El trabajo digno y socialmente útil, no sólo es un derecho constitucional, es un factor decisivo para la realización personal y la calidad de vida de las familias.

 

Además de ser una fuente de ingreso, un empleo permite que mujeres y hombres aporten su talento, vivan su pasión y contribuyan al progreso del país.

 

Por eso es tan importante garantizar la igualdad laboral, así como la no discriminación en los centros de trabajo.

 

            Lamentablemente, hay que decirlo y hay que reconocerlo, todavía hay mexicanas y mexicanos que enfrentan barreras inaceptables para ejercer plenamente su derecho al empleo digno.

 

           Me refiero a personas con discapacidad, a adultos mayores o indígenas, que conforman un valioso capital humano, que no estamos aprovechando como país y, sobre todo, estamos limitando y frustrando la capacidad y oportunidad de realización de muchas y muchos mexicanos.

 

            Lo mismo ocurre con el enorme potencial de las mujeres. 

 

            Como vimos en el video, su tasa de participación económica es, en nuestro país, aproximadamente de un 43 por ciento; es decir, sólo cuatro de cada 10 mexicanas en edad de trabajar tienen actualmente un empleo.

 

            Esta proporción se encuentra por debajo de otros países, que son referentes, sin duda, de mayor avance y logro en esta asignatura: Chile, con un 56 por ciento; Colombia, con un 63 por ciento; o Estados Unidos, con un 68 por ciento.

 

            Más aún.

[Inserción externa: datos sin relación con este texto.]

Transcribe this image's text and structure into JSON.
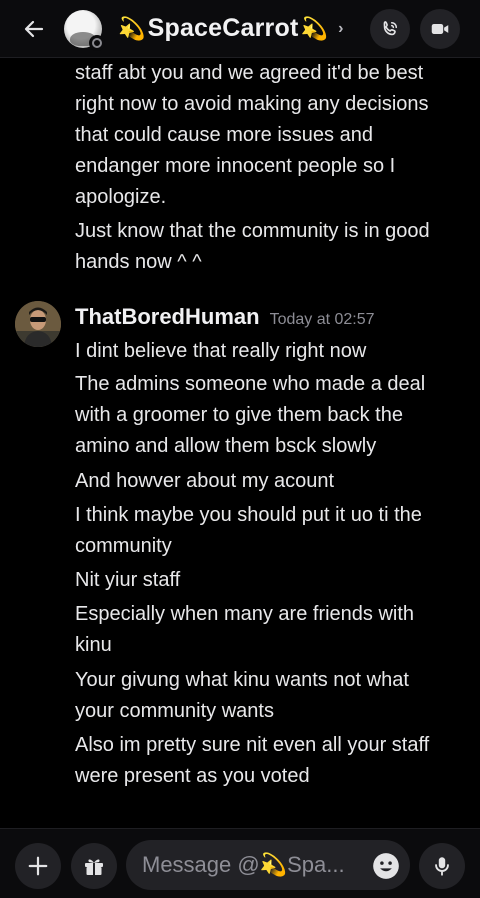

Aquellas que sí logran incorporarse al mercado laboral, enfrentan retos adicionales, como la discriminación salarial; es decir, ganan menos por el trabajo igual que realizan, por ejemplo con hombres; una desmedida carga de trabajo no remunerado e, incluso, acoso sexual.

 

            Para que México pueda crecer con mayor dinamismo y equidad, es necesario aprovechar la energía, el talento y el trabajo de todas y todos los mexicanos.

 

            En esa dirección, el Gobierno de la República ha sumado esfuerzos con Legisladores, autoridades locales, organizaciones de la sociedad civil y expertos, a fin de consolidar un andamiaje legal e institucional en favor de la igualdad.

 

            Gracias a esta labor corresponsable, hoy, contamos con diversas leyes, programas y políticas públicas en materia de no discriminación, igualad de oportunidades y de trato, así como de respeto a la diversidad.

 

            En este marco, se inscriben, y habré de citar sólo algunos ejemplos:

 

            La Reforma Laboral, en primer lugar. Con medidas específicas para promover el acceso de las mujeres y personas con discapacidad a un empleo.

 

            La Reforma Político-Electoral, que estableció la paridad de género en el registro de candidaturas a Legisladores Federales y Locales.

 

            La adopción de la perspectiva de género, como estrategia transversal del Plan Nacional de Desarrollo; el Programa Nacional para la Igualdad de Oportunidades y No Discriminación contra las Mujeres; el Programa Nacional para el Desarrollo y la Inclusión de las Personas con Discapacidad.

 

            Hoy damos un paso más con la nueva Norma Mexicana en Igualdad Laboral y No Discriminación, que promueve el respeto y la inclusión de los grupos vulnerables, al tiempo que facilita el acceso de más mujeres al mercado de trabajo.

 

            El objetivo de este novedoso instrumento es que los centros laborales del país hagan suyas las mejores prácticas internacionales en materia de igualdad y prevención de actos discriminatorios.

 

Por ejemplo, se busca que a igual trabajo corresponda igual salario para mujeres y hombres, protege los derechos de las madres, promueve la licencia de paternidad e incentiva la flexibilidad de horarios para facilitar la convivencia familiar.

 

            Este ordenamiento, además orienta y brinda certidumbre a los empleadores, ya que está en sintonía con el marco legal vigente y con los convenios internacionales, suscritos por nuestro país, en materia de igualdad y no discriminación.

 

            Esta Norma también incorpora los compromisos recientemente adquiridos por México ante Naciones Unidas al suscribir la Agenda 20-30 para el desarrollo sostenible.

 

            A partir de la adopción voluntaria de la Norma Mexicana en Igualdad Laboral y No Discriminación, los centros de trabajo podrán enriquecer la vida de sus colaboradores, creando entornos propicios para el respeto, la inclusión y la productividad.

 

            Por estas razones es que invito a empresas e instituciones públicas a que sean ejemplo de responsabilidad social, y adopten y pongan en práctica los elevados estándares laborales que promueve esta Norma.

 

            Estoy seguro de que en la medida en que más centros de trabajo se certifiquen y hagan suyo este modelo de igualdad, transitaremos hacia una sociedad más justa y más próspera.

 

            Señoras y señores:

 

            Nuestra generación debe hacer del respeto a la diversidad, de la inclusión económica y social, y de la igualdad de oportunidades y de trato, un deber ciudadano, un compromiso moral y una obligación ética.

 

            Debemos hacer de la pluralidad un factor de progreso; de la diversidad, una fuente de riqueza; y de la igualdad una oportunidad.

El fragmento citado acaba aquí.